Laisse-moi pas revenir en ville Tape-moi sur ma tête de bois Picbois, laisse-moi pas tranquille Picbois, j’veux pus m’en aller (Beau Dommage 1974)

Références

Aubry, K. B., et C. M. Raley. 2002. The Pileated Woodpecker as a Keystone Habitat Modifier in the Pacific Northwest.
Beal, F. E. L., et L. A. Fuertes. 1911. Food of the woodpeckers of the United States /. U.S. Dept. of Agriculture, Biological Survey, Washington, D.C. :
Beau Dommage, P. B., Robert Léger. 1974. Le Picbois. CD.
Bock, W. J. 1999. Functional and Evolutionary Morphology of Woodpeckers. Ostrich 70:23‑31.
Bonar, R. L. 2000. Availability of Pileated Woodpecker Cavities and Use by Other Species. The Journal of Wildlife Management 64:52.

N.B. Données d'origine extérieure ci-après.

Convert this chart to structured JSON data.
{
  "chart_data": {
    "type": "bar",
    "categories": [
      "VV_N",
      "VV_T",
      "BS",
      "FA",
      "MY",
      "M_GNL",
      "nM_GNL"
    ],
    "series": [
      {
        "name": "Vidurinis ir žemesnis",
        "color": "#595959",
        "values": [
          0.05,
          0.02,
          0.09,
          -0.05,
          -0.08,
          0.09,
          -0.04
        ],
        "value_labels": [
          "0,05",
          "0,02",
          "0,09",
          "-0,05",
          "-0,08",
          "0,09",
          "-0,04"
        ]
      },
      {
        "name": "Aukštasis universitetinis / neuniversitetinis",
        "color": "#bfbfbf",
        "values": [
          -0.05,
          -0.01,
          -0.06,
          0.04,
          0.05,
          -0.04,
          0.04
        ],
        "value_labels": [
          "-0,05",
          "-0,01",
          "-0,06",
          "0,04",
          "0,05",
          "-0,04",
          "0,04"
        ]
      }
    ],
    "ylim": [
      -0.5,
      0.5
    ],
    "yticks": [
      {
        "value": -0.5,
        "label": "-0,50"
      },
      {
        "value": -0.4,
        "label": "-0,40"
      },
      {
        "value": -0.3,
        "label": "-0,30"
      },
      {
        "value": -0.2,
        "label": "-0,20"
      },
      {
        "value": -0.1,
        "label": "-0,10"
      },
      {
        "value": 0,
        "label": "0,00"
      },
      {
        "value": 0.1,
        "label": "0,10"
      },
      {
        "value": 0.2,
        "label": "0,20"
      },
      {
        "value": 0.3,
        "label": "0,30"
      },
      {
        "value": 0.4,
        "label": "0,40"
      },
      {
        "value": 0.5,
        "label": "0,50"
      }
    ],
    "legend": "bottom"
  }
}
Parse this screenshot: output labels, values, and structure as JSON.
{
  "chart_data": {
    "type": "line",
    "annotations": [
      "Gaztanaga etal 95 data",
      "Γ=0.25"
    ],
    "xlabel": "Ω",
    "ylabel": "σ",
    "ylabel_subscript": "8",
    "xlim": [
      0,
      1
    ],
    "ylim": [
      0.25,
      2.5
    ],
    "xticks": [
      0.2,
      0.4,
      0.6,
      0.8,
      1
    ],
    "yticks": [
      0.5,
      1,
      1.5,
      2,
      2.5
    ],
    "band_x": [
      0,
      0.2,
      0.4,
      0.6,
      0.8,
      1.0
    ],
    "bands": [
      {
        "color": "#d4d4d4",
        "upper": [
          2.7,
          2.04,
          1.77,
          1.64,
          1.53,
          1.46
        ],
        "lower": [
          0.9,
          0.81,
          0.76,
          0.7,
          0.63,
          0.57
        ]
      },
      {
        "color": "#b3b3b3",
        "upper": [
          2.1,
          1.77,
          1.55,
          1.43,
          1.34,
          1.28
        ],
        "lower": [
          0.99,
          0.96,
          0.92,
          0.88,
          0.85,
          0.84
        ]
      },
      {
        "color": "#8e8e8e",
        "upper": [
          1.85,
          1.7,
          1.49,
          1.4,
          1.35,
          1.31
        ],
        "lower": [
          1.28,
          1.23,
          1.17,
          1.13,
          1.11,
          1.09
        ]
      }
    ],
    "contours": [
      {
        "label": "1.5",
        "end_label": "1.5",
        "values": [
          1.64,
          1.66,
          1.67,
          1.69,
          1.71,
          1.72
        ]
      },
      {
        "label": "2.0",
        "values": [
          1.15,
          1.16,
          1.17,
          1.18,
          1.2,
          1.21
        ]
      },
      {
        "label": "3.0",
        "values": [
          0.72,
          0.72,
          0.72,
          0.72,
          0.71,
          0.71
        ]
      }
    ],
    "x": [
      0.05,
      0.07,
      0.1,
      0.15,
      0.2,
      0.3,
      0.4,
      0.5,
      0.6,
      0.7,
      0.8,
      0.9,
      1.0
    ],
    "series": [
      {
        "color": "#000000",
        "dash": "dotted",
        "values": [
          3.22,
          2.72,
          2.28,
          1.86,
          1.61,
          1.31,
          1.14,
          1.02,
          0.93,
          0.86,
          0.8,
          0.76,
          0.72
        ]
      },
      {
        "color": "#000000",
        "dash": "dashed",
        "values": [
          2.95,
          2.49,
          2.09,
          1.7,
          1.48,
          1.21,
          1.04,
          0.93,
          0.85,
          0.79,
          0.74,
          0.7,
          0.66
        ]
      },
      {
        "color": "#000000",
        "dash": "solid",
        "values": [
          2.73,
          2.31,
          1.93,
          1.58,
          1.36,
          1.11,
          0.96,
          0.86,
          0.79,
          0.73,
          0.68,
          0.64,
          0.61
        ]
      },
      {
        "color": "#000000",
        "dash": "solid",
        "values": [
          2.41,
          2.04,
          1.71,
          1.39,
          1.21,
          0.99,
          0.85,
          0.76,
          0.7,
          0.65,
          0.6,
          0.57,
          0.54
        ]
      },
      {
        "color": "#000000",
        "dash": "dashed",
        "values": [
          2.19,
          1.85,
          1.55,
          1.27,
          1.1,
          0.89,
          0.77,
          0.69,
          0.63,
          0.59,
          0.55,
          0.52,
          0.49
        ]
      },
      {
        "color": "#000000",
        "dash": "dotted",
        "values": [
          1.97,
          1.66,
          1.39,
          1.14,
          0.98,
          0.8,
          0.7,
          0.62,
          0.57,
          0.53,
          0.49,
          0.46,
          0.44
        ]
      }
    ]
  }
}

Bull, E. L., C. G. Parks, et T. R. Torgersen. 1997. Trees and logs important to wildlife in the interior Columbia River basin. U.S. Department of Agriculture, Forest Service, Pacific Northwest Research Station.
Darwin, C., D. Becquemont, E. Barbier, et J.-M. Drouin. 1859. L’origine des espèces au moyen de la sélection naturelle ou La préservation des races favorisées dans la lutte pour la vie. Éd. mise à jour en 2008. Flammarion, Paris.
Gauthier, J., et Y. Aubry. 1995. Les oiseaux nicheurs du Québec: Atlas des oiseaux nicheurs du Québec méridional. Association québécoise des groupes d’ornithologues, Société québécoise de protection des oiseaux, Service canadien de la Faune Environnement Canada, Montréal, Québec.
Savitsky, Z. 2022. Contrary to Popular Belief, Woodpeckers Don’t Protect Their Brains When Headbanging Trees. https://www.science.org/content/article/contrary-popular-belief-woodpeckers-don-t-protect-their-brains-when-headbanging-trees.
Van Wassenbergh, S., E. J. Ortlieb, M. Mielke, C. Böhmer, R. E. Shadwick, et A. Abourachid. 2022. Woodpeckers Minimize Cranial Absorption of Shocks. Current Biology 32:3189‑3194.e4.
Wygnanski-Jaffe, T., C. J. Murphy, C. Smith, M. Kubai, P. Christopherson, C. R. Ethier, et A. V. Levin. 2007. Protective Ocular Mechanisms in Woodpeckers. Eye 21:83‑89.